Arts & Crafts Jewelry


Substitute the luxury of taste for the luxury of costliness.

Jewelry design underwent considerable change around the turn of the twentieth century. In reaction against Victorian-era clothing, fashions for women became less rigid and restricting, and simpler jewelry designs were created to complement these styles. Jewelers looked to nature as inspiration for new designs. An art jewelry movement emerged, known as Arts and Crafts in Britain and America, Art Nouveau in France and Belgium, and Jugendstil and Secession in Austria and Germany.

The rare and unique pieces in the Two Red Roses Foundation’s jewelry collection exemplify the spirit of reform present in the movement. No matter where it developed, art jewelry shared a strong reaction against ornate Victorian and Edwardian styles that prioritized expensive gemstones and metals, favoring instead simpler and more artistic designs inspired by nature. Jewelers selected materials for their natural beauty instead of value – silver and copper were preferred over gold and platinum, adorned with semi-precious or non-precious materials such as moonstone, amethyst, turquoise, paste stones, baroque pearls, enamel, and horn. Master jewelers also created art jewelry designs in gold and gemstones for wealthier clientele.
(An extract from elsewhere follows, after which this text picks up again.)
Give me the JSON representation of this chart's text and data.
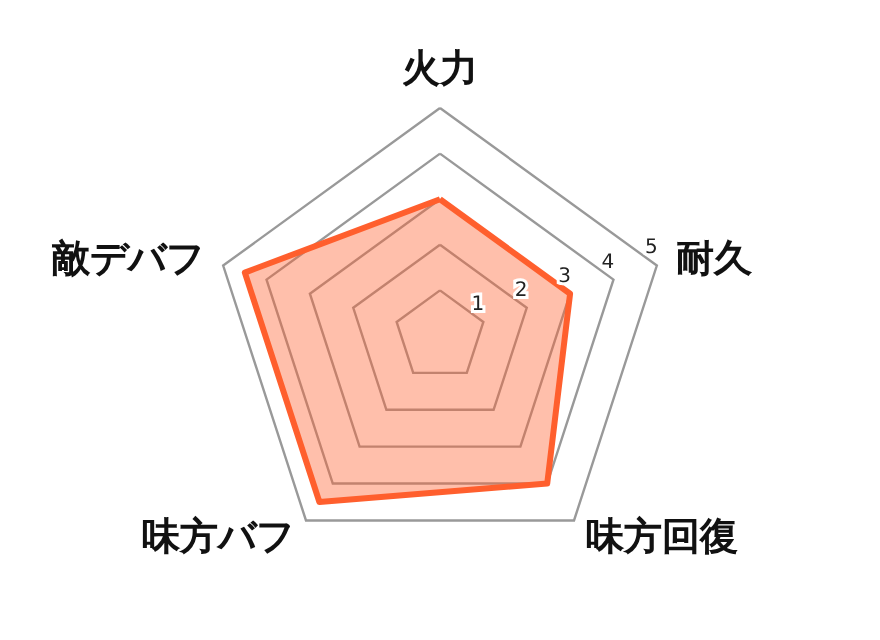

In response to poor workmanship and mass production, artisans took pride in creating pieces that revealed of the hand of the maker. The shared interest in craftsmanship and beauty aligned these jewelers closely with the spirit of the larger Arts and Crafts movement. The reformist mindset of the movement also made it possible for women to become jewelers for the first time. The TRRF’s jewelry collection includes work by notable American, British, and European women and men such as Arthur and Georgina Gaskin, Mrs. Charlotte Newman, John Pontus Petterson, Elizabeth Copeland, Archibald Knox, the Kalo Shop, and Tiffany & Co. Through jewelry (like necklaces, brooches, and buckles) and functional metalwork (boxes, bowls, and dining utensils), the collection offers insight into how people of the era constructed their identities with the objects they chose for personal adornment.